A December 2012 St. Louis Fed study offers additional cautions. “Overall, the statistical analysis provides weak evidence that forward guidance increased the ability of market participants to forecast future short-term yields and no evidence of increased predictability of long-term yields,” wrote economists Clemens Kool and Daniel Thornton. “Given the generally modest improvement in forecasting ability relative to the non-forward-guidance country benchmark … it’s difficult to see how forward guidance could significantly increase these central banks’ ability to control long-term yields.” In other words, the amount of influence central bankers gain by the practice isn’t worth the bother.

Such concerns may help explain why we’re seeing a rash of unexpected rate actions that harken back to Paul Volcker’s 1979-1987 term as Federal Reserve chairman, before forward guidance was introduced. “We’ve certainly had a trend this year where central banks are less market friendly, with surprise moves from a number of them,” says investment strategist Simon Grose-Hodge of LGT Group. By catching markets off-guard as they did in the 1970s, 1980s and 1990s, central banks benefit from a so-called headline effect that shocks markets into submission.

In India, Gov. Raghuram Rajan has deliberately surprised markets with rate cuts twice this year. Bank of Korea Gov. Lee Ju-yeol discombobulated traders with an unexpected March 12 cut. Ditto for Indonesia, Singapore, Thailand and China. Even the world’s biggest central banks may be telegraphing less. The Fed, for example, appears to be diluting its forward guidance, as does the Bank of England.

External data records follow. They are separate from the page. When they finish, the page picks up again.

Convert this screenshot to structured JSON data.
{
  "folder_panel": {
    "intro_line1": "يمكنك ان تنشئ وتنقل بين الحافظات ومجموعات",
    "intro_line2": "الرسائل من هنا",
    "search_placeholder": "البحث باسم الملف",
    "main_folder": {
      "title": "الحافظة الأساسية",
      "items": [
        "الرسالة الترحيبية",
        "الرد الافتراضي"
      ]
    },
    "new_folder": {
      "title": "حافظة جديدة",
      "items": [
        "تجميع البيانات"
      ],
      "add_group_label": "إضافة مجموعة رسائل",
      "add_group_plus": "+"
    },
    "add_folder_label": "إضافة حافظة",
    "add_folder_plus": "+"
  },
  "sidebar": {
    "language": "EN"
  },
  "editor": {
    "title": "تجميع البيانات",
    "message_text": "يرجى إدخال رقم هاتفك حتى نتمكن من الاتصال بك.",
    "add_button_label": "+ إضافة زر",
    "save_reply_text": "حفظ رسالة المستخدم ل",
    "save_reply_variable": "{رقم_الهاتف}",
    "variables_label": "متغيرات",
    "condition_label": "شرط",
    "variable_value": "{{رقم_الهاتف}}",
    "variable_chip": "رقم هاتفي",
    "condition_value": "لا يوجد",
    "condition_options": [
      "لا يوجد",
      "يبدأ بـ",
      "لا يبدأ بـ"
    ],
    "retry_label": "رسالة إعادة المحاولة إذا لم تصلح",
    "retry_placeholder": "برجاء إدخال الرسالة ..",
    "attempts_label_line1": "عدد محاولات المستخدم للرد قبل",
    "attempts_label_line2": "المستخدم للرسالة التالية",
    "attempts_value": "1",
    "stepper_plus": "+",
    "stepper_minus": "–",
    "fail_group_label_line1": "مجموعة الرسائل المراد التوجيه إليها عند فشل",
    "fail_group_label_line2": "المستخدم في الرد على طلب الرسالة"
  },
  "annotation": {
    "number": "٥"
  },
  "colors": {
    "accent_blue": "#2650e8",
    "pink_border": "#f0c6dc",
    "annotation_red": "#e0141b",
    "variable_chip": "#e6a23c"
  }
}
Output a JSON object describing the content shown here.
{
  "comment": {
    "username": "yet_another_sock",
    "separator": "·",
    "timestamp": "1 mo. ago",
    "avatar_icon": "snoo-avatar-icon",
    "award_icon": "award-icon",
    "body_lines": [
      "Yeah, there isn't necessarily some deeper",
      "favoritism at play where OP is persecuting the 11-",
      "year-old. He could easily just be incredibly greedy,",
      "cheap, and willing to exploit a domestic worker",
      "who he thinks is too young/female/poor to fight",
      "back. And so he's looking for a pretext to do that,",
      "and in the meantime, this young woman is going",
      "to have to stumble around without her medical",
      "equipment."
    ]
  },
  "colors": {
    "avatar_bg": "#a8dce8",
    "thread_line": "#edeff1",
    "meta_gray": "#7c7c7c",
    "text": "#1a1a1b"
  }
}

Caveats abound, of course. In Wellington, Wheeler may just be responding to the disorienting environment in which central banks are operating - rates at, or below, zero in many developed nations, the rising influence of emerging economies like China, fiscal balance sheets loaded to the hilt, governments relying on central banks to do their jobs for them. Given all that, who knows if the ECB’s next move should be to cut or boost short-term rates? Also, the unprecedented waves of liquidity sloshing around the globe - not the tactics of policy makers - may be dampening the effect of any individual rate cuts. Being more mysterious might not help Kuroda bring inflation back to Japan. Still, it can’t hurt to try.

*The author is a Bloomberg View columnist based in Tokyo and writes on economics, markets and politics throughout the Asia-Pacific region.